During my 2006 State House race, I was approached by a local volunteer fire department to help find funding for smoke detectors to be distributed at a rural elementary school in the wake of a house fire that took the lives of multiple children. I turned to Sandy, who I knew professionally sold smoke detectors and similar equipment. Without hesitation, Sandy successfully sought one of the local electrical firms with whom he did business to donate the smoke detectors. Today, many families are safer thanks to his intervention.

In the words of the concluding blessing of the Catholic funeral Mass:


May the angels lead you into paradise,
may the martyrs come to welcome you,
and take you to the holy city,
the new and eternal Jerusalem.

Hat-tip: Thank you to my old campaign manager, Tom Baker, for tracking down the photo above.

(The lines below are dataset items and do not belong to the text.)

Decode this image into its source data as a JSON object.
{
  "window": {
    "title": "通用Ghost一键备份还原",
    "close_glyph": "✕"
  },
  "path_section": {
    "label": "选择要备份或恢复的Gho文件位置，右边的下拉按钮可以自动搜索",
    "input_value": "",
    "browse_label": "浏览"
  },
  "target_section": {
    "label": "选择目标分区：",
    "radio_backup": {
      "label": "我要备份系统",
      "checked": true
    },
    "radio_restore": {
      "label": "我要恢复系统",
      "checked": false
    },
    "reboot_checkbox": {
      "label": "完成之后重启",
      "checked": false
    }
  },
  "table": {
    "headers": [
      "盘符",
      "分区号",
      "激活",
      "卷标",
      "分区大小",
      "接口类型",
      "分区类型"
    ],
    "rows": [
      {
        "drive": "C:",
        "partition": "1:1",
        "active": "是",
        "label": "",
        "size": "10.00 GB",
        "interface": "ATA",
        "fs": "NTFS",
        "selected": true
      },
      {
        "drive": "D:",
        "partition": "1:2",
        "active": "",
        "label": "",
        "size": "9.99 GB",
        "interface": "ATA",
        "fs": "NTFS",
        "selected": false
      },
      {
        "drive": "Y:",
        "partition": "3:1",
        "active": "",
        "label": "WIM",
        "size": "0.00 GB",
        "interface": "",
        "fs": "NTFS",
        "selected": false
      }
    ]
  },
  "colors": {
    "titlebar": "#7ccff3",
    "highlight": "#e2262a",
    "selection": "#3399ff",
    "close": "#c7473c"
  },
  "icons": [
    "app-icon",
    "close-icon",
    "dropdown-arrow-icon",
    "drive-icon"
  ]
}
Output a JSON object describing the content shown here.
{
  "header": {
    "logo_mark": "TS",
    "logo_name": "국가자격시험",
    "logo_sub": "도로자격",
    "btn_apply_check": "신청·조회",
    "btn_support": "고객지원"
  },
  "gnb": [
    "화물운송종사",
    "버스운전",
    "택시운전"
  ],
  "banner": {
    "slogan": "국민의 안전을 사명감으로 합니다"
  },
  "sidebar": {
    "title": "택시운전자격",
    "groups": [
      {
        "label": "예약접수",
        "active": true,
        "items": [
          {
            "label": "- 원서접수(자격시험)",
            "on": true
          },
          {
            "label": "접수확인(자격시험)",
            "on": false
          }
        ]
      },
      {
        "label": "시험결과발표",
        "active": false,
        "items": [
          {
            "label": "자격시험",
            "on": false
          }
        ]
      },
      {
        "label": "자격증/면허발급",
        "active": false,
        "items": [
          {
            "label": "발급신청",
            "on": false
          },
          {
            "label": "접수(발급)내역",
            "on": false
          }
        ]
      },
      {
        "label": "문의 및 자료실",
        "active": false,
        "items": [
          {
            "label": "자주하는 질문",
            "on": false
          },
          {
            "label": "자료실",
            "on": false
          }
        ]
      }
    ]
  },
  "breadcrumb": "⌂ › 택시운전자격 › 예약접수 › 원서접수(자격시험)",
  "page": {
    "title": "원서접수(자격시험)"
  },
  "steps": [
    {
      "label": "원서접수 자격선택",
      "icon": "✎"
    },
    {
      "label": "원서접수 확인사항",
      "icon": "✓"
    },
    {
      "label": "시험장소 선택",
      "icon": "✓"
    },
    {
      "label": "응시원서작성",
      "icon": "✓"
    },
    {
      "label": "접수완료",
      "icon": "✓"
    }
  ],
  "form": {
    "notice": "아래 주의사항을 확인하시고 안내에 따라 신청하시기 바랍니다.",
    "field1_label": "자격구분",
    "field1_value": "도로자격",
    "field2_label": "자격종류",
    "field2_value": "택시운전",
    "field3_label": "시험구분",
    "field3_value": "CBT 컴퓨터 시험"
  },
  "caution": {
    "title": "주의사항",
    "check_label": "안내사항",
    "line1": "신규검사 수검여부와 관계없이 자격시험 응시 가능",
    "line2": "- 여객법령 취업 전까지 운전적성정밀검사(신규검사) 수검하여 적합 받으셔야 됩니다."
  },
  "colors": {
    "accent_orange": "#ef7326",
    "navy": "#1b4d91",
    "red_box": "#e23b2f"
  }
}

It was taken at the 2006 Cecil Township Fall Festival.

Sunday, June 01, 2008

Continuing Chronicles

Last night, I saw "The Chronicles of Narnia: Prince Caspian." I thought it was quite good.

This is the second of C.S. Lewis' "Narnia" tales that the Walt Disney Co. and Walden Media have brought to the big screen. The first, "The Lion, the Witch & the Wardrobe" (2005), was also a quality film but I enjoyed "Prince Caspian" more. It's my own fault -- this was my first exposure to the "Prince Caspian" story whereas I was already very familiar with the first chronicle and spent that movie thinking of the differences between it and earlier incarnations.

A.O. Scott of The New York Times gave "Prince Caspian" a lukewarm recommendation. He also thinks "it is also in some ways more satisfying" than the first film.

Aslan, the allegorical Christ figure in "Narnia," does not have much screen time in "Prince Caspian." But that may be for the best -- it makes the great lion's triumphant return at the end all the more powerful.

Solidly On Rock

The Gospel at Mass today is another one with some startling words from Christ.

Jesus said to his disciples:

“Not everyone who says to me, ‘Lord, Lord,’ will enter the kingdom of heaven, but only the one who does the will of my Father in heaven. Many will say to me on that day, ‘Lord, Lord, did we not prophesy in your name? Did we not drive out demons in your name? Did we not do mighty deeds in your name?’ Then I will declare to them solemnly, ‘I never knew you. Depart from me, you evildoers.’

“Everyone who listens to these words of mine and acts on them will be like a wise man who built his house on rock. The rain fell, the floods came, and the winds blew and buffeted the house. But it did not collapse; it had been set solidly on rock. And everyone who listens to these words of mine but does not act on them will be like a fool who built his house on sand. The rain fell, the floods came, and the winds blew and buffeted the house. And it collapsed and was completely ruined.”

Hat-tip: The great "rain fell, floods came, winds blew" image above was blatantly stolen from A Concord Pastor.